When you look at the numbers, they’re quite staggering. And, like in sports, statistics will always reveal the subtle, but important, details.
Let’s start with the overall picture by looking at total media ad spending in Canada, including digital (desktop/laptop, mobile and other internet-connected devices), directories, magazines, newspapers, radio and TV.
The total Canadian ad spend in 2017 was $13.44 billion, according to eMarketer, a market research company. And that total is projected to jump to $14.72 billion in 2020.
Now here’s where it gets interesting.
The digital sphere makes up $5.23 billion (mobile $3 billion) in that total pie of spending and it’s projected to rise to $6.41 billion (mobile $4.51 billion) by 2020. Digital’s total share of the market will rise from 38.9 per cent in 2017 to 43.6 per cent in 2020.
While digital ad spending continues to grow, television has stabilized and print has declined. Total media ad spending in television was $3.29 billion in 2017 and $2.49 billion for print. Television will see a slight rise to $3.42 billion in 2020 while print will decline to $2.36 billion.
The share of total media ad spending will drop from 24.5 per cent for television to 23.2 per cent and for print the decline will be from 18.5 per cent to 16 per cent in those three years.
There is no denying the reality and the trend. It is clear and moving solidly in the direction of digital ad spending.
David Finch, an associate professor in the Department of Entrepreneurship, Marketing and Social Innovation for the Bissett School of Business at Mount Royal University, says the trend is buoyed by the ability of the digital sphere to provide concrete numbers.
“There’s a quote from about 1910. I know that 50 per cent of my advertising works. I just don’t know which 50 per cent,” says Finch. “Brand and reputation is an intangible asset and the challenge is you’ve got to spend a tangible asset called people’s money on trying to create it. So you’ve got to look at mediums that allow you to measure the spending of actual real money whether you’re working on the agency side or whether you’re working on the client side.
“You have a fundamental responsibility to ensure that the money is spent in a most efficient way to achieve a goal for the organization regardless of whether it is for profit or not-for-profit.”
The challenge historically, going back 15 years, is that media ad spending was spent in a manner that was fundamentally detached from behaviour – meaning ads were bought in a newspaper and you hoped somebody saw it and acted on it by buying a product or a service. The problem has always been the difficulty in measuring the correlation between seeing an ad and buying the product advertised.
Finch says that in the digital realm people are paying for an incredibly targeted audience and people are paying for actual measured behaviour as opposed to “passive eyeballs”.
“So I pay for clicks and clicks are the first step to engagement and then I can follow that person through that digital engagement process and find out what they do, what they’re interested in.”
And as more and more people do their shopping online, digital advertisers can track the entire sales process – from initial action on an ad right through to the moment the person buys the product from their digital shopping cart.

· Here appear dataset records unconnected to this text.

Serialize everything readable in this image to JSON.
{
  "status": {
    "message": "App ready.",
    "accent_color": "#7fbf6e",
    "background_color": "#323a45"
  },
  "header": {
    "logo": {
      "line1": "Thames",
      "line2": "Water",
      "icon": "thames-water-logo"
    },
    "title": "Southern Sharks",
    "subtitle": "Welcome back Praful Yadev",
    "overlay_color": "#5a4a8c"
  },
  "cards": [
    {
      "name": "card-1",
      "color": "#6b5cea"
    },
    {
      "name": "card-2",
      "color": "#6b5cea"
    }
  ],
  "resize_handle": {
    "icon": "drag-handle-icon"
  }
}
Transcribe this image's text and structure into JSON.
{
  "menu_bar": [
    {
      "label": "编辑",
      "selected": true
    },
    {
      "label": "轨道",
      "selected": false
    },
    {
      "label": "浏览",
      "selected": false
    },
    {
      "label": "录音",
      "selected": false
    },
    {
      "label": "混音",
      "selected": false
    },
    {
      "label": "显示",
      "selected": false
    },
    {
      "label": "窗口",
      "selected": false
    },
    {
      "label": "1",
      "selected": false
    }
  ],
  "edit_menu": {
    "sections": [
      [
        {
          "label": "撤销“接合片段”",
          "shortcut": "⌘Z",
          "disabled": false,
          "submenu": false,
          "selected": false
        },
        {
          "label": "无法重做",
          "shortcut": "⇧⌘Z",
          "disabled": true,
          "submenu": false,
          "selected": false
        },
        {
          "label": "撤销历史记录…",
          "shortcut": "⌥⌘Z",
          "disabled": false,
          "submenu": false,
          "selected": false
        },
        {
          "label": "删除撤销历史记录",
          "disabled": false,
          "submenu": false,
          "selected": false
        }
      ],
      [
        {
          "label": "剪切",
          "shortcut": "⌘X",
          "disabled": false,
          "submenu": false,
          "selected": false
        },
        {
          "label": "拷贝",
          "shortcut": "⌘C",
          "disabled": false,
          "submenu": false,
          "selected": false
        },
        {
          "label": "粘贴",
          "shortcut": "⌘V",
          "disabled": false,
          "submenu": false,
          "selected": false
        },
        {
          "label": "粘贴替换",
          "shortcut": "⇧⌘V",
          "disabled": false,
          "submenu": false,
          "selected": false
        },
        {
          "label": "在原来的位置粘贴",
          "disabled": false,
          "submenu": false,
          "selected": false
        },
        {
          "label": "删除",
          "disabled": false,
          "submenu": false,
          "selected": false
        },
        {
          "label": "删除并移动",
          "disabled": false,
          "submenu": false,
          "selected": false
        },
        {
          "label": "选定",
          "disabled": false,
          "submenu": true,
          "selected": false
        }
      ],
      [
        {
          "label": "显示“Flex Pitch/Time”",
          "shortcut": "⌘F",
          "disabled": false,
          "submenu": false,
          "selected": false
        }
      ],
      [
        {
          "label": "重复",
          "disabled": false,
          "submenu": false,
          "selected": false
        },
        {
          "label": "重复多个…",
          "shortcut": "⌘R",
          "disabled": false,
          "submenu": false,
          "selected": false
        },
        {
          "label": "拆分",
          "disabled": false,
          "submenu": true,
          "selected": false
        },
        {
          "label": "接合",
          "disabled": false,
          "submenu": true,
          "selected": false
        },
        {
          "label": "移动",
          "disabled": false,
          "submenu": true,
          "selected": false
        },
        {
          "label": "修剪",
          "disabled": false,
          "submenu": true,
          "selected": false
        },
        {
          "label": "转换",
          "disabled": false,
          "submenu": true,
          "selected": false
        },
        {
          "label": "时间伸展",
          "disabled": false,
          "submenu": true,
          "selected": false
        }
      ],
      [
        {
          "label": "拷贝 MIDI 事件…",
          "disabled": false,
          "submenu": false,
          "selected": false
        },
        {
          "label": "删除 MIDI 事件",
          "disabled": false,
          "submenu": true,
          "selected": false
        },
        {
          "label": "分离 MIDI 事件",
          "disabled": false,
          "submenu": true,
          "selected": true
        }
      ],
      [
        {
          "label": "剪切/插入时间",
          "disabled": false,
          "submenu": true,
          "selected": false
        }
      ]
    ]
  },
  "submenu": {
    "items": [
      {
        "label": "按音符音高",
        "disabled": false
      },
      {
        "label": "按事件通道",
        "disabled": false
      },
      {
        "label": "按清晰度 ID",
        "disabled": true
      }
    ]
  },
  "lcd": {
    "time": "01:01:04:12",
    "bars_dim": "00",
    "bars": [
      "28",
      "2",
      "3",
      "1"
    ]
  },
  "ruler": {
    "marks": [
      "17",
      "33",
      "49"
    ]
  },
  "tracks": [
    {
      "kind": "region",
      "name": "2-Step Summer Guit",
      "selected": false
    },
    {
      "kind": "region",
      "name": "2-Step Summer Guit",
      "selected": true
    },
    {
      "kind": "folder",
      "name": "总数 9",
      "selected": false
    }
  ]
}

This allows advertisers to demonstrate the very real ROI on their ad spending.
Tangible. Measureable. Monetizeable. It’s what separates digital media ad spending from the rest.
“The trend towards digital is not changing, it’s getting more pronounced,” says Finch. “Any medium that allows you to have enormous amounts of data on the individual users – you’re starting to customize offerings, messaging, any form of engagement at the individual level – that’s the medium that wins. And digital is clearly the medium that allows that.
“The days of blasting ads to a million people are just inefficient and expensive.”